The Dorchester Project training excavation, which is a collaboration between Oxford Archaeology, Dorchester Abbey Museum, the University of Oxford, and the people of Dorchester-on-Thames, ran throughout July 2014 in the allotments in the south-west quarter of the Oxfordshire village. As the broad sequence of development of this site, located close to the centre of the Roman 'small town', becomes clearer, some puzzling characteristics are increasingly evident.

Early Roman features are present, but not enough of these have yet been seen for their character to be clear, so it is uncertain if any relate to a postulated early Roman fort perhaps underlying the later town. All the early features were sealed beneath a deep layer of clayey loam, which suggests a fairly low level of activity in the later 1st century AD.

The earliest gravel surface of the main north-south Roman road at the east end of the site was laid on top of this deposit. The relatively late date for the road is surprising, as is the apparent lack of any evidence for street frontage buildings in what should have been a prime location. The clearest structural evidence lies in an enclosure set back some 20m west of the road. A well within the enclosure produced no waterlogged environmental evidence, but the fills included a complete small pottery beaker, perhaps deposited deliberately, of mid-late 2nd century date.

In the later Roman period the area between the building enclosure and the road seems to have remained an open space.
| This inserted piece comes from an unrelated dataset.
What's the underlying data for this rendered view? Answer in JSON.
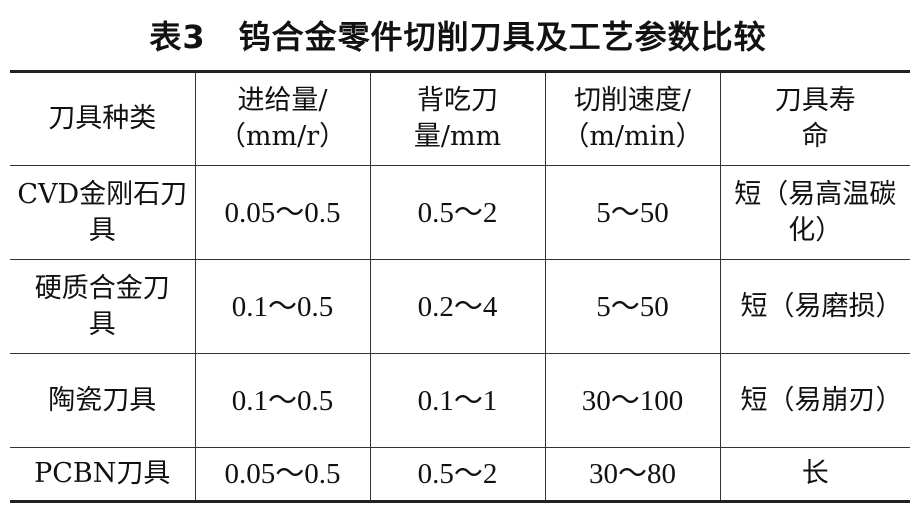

The latest of the three road surfaces overlay a coin dated AD 388-402, so it is associated with the abundant evidence for very late-Roman activity examined in previous seasons. One element of this activity is a pair of ditches aligned perpendicular to the road at the northern margin of the site, one of which now appears to have cut the road.

The excavation involved a team of about 30 students and staff, many from Oxford University's Institute of Archaeology.